To study the lipid-protein communication, the researchers created two types of lipid nanoparticles. In one type, they insert their membrane protein target and a mixture of natural lipids. In the other type, they include lipids only. Over time, the lipids exchange between the two groups of nanoparticles.

“Any lipids that bind the protein are enriched in that population of nanoparticles, and we can detect that enrichment with lipidomic mass spectrometry,” Dr. Marty said. 

Dr. Marty said that this discovery could have a cancer connection. When a person has cancer, their lipid metabolism can be altered leading to significant changes in membrane lipids that can influence the actions of some membrane proteins.

“We are trying to connect the dots between these two points,” Dr. Marty said. “Our hypothesis is that global lipid changes can affect local membrane protein activity, which could cause meaningful physiological effects.”

He said that as an example, global changes in cholesterol levels have been shown to affect growth factor receptors in cells creating mutations that cause rapid division. Understanding which lipids interact with specific membrane protein targets is the first step to understanding these regulatory mechanisms. 

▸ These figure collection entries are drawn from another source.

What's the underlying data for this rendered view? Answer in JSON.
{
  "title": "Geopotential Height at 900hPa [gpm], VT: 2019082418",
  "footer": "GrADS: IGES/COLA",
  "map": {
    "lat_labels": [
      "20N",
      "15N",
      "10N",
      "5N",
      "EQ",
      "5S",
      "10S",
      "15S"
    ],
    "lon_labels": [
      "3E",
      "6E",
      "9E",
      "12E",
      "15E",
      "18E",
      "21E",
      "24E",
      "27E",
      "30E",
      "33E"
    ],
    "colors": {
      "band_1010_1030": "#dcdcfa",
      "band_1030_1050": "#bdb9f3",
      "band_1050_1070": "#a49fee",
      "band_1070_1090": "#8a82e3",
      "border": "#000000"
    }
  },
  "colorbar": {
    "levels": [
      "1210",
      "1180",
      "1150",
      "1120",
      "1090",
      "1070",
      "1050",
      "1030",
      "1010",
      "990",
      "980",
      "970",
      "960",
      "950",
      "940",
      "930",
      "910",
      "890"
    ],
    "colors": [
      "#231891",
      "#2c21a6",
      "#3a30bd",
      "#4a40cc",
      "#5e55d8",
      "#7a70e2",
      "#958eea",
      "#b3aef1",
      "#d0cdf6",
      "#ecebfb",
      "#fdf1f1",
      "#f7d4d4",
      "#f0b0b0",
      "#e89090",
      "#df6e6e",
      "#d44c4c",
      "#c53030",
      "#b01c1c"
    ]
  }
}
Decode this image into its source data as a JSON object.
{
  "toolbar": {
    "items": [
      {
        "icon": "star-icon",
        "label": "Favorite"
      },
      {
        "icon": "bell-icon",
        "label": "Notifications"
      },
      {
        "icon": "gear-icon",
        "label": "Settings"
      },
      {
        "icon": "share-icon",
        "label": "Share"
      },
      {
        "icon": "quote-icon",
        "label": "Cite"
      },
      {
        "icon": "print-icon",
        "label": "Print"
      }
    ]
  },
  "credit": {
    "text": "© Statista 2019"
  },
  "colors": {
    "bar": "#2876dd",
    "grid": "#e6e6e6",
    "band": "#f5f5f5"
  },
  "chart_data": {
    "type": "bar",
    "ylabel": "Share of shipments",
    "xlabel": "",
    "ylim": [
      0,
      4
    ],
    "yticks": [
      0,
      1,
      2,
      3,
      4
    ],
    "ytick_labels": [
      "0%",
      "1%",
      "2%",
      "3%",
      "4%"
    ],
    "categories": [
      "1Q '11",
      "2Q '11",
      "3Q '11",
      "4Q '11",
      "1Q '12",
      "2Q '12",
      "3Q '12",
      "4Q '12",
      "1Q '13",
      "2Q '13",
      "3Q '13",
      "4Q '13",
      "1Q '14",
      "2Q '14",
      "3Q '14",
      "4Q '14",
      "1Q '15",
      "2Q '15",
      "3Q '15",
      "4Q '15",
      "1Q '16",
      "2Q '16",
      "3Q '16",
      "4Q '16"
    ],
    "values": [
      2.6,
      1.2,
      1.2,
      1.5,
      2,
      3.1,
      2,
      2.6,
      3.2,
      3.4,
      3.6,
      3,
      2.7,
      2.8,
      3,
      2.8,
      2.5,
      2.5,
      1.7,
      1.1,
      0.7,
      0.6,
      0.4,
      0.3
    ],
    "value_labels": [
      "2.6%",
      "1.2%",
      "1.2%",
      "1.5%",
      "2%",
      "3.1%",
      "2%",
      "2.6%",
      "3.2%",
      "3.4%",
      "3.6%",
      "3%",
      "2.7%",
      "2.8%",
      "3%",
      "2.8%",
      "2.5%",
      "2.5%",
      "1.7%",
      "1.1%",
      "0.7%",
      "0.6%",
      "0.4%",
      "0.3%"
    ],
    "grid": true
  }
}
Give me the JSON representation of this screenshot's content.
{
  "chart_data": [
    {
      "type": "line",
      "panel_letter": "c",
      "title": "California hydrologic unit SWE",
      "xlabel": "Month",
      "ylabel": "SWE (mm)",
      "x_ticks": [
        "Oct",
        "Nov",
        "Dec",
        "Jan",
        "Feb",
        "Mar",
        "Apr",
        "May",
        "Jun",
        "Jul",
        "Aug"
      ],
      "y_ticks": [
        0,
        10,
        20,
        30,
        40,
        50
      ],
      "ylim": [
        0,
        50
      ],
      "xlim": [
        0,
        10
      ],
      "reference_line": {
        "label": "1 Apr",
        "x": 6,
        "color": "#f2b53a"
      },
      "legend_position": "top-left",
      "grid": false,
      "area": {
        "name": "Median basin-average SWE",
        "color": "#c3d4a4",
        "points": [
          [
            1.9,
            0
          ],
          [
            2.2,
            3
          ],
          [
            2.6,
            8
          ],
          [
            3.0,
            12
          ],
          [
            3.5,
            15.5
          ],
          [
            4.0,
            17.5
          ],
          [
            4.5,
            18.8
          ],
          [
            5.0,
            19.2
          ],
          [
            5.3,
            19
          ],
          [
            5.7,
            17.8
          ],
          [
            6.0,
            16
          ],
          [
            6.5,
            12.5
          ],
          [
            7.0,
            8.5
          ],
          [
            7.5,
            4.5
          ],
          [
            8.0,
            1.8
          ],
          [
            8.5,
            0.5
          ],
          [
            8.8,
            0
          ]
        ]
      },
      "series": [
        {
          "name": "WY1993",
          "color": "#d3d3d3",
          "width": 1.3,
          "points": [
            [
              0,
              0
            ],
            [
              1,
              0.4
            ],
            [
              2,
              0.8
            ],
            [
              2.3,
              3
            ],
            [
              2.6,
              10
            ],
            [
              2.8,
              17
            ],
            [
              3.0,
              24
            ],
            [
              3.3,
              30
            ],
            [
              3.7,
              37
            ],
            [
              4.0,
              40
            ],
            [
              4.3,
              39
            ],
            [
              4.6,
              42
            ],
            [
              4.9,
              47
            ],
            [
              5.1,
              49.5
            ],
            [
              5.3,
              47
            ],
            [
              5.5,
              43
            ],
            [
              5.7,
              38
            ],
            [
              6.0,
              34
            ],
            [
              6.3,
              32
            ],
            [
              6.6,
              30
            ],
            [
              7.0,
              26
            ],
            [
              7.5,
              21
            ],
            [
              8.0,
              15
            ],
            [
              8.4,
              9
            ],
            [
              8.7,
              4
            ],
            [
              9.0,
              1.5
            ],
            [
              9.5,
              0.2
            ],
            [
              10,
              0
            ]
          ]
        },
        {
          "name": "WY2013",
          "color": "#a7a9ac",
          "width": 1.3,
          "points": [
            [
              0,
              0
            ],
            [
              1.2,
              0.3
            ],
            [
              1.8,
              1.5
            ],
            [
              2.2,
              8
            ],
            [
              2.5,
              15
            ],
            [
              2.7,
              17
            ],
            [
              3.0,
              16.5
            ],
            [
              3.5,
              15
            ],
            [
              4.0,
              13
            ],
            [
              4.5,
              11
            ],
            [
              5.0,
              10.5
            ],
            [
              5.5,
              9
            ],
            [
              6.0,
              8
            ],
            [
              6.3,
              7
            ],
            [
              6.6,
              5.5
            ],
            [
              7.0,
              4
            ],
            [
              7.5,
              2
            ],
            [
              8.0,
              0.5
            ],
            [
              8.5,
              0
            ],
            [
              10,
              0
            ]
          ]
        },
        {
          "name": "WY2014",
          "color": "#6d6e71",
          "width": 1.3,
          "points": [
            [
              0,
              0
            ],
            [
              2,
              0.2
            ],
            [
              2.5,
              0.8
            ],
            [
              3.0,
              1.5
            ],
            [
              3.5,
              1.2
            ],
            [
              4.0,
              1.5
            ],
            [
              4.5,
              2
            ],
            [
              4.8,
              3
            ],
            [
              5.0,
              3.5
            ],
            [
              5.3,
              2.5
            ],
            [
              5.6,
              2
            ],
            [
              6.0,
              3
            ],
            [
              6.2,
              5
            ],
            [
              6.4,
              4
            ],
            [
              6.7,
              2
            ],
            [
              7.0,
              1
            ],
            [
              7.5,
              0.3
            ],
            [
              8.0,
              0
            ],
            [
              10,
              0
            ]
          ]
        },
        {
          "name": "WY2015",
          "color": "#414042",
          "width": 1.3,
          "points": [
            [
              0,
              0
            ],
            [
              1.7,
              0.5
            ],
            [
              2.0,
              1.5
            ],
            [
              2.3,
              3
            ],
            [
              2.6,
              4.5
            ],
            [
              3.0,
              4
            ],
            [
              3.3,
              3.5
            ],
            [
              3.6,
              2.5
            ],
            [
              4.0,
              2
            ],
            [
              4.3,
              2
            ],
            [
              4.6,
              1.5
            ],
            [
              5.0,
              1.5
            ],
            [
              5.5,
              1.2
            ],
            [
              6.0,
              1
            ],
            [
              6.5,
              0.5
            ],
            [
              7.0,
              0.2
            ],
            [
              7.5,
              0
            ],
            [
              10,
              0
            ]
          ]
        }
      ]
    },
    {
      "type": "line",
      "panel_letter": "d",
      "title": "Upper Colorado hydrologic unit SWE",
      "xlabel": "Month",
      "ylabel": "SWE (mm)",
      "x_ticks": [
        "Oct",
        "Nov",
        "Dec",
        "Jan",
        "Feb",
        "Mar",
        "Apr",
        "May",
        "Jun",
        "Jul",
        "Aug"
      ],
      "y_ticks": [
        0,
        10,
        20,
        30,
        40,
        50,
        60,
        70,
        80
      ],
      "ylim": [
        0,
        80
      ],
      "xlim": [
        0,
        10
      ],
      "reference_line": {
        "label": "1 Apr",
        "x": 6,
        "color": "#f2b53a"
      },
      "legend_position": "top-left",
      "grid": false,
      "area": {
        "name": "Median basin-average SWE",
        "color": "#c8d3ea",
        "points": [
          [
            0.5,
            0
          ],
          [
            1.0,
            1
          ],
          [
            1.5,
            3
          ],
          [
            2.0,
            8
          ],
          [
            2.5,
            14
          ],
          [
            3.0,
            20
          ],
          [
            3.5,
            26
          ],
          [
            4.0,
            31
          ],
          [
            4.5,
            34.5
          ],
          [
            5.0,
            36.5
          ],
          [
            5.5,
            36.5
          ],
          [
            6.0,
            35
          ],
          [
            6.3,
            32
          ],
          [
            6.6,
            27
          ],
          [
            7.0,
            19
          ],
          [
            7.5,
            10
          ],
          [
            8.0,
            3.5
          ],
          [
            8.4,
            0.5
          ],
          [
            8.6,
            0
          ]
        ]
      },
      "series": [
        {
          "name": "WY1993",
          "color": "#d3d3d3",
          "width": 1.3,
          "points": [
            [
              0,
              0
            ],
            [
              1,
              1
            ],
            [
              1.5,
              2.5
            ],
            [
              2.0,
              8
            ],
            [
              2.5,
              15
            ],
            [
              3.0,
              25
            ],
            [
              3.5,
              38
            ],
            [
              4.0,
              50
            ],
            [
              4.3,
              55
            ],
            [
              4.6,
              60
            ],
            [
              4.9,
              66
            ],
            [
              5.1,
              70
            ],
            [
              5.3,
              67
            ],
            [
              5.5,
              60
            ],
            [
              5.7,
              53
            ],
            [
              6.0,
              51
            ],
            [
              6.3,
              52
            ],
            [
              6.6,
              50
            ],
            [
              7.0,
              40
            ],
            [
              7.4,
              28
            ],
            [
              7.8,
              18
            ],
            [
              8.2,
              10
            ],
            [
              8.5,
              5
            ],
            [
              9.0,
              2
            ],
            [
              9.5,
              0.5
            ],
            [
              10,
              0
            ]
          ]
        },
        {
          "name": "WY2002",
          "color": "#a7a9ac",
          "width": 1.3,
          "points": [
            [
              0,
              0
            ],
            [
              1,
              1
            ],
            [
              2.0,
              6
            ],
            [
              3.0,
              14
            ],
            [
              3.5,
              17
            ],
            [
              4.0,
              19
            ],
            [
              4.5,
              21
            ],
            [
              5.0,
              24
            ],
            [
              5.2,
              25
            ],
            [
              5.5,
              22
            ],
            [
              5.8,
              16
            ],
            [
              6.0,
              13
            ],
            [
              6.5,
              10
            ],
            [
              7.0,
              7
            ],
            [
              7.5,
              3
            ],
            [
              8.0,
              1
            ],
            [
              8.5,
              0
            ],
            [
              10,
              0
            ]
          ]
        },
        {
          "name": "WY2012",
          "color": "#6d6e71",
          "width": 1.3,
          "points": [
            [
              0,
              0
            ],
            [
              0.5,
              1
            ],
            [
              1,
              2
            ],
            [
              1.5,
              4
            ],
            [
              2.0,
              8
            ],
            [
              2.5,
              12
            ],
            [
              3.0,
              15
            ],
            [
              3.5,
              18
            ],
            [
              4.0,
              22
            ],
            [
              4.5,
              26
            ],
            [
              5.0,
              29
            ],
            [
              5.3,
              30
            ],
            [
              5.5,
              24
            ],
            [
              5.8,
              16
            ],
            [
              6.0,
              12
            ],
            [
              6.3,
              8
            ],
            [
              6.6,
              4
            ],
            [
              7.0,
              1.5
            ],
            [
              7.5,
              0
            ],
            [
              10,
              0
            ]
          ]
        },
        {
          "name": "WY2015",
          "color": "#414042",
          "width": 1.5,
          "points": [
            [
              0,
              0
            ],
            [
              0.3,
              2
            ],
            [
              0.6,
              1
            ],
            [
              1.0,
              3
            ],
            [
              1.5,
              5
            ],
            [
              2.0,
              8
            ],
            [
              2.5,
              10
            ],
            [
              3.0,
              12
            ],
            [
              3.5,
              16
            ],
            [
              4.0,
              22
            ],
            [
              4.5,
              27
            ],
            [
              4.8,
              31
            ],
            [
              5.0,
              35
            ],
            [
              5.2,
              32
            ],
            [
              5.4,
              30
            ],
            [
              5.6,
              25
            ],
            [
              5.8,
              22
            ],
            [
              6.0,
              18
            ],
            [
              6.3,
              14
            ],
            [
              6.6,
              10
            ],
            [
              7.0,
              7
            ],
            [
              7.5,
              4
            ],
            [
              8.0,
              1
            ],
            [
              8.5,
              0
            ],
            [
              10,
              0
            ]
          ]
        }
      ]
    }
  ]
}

“It may be that understanding how this works could lead to new treatment strategies using diet or drugs to modulate lipids,” he said.

From their research, the investigators hope to classify more lipids by developing new mass spectrometry methods to help increase their ability to see and identify a broader range of lipids. 

“Our initial methods could identify hundreds of lipids, but we know we are missing some key classes,” Dr. Marty said. “We are also always pushing to study new membrane protein targets relevant to human disease.”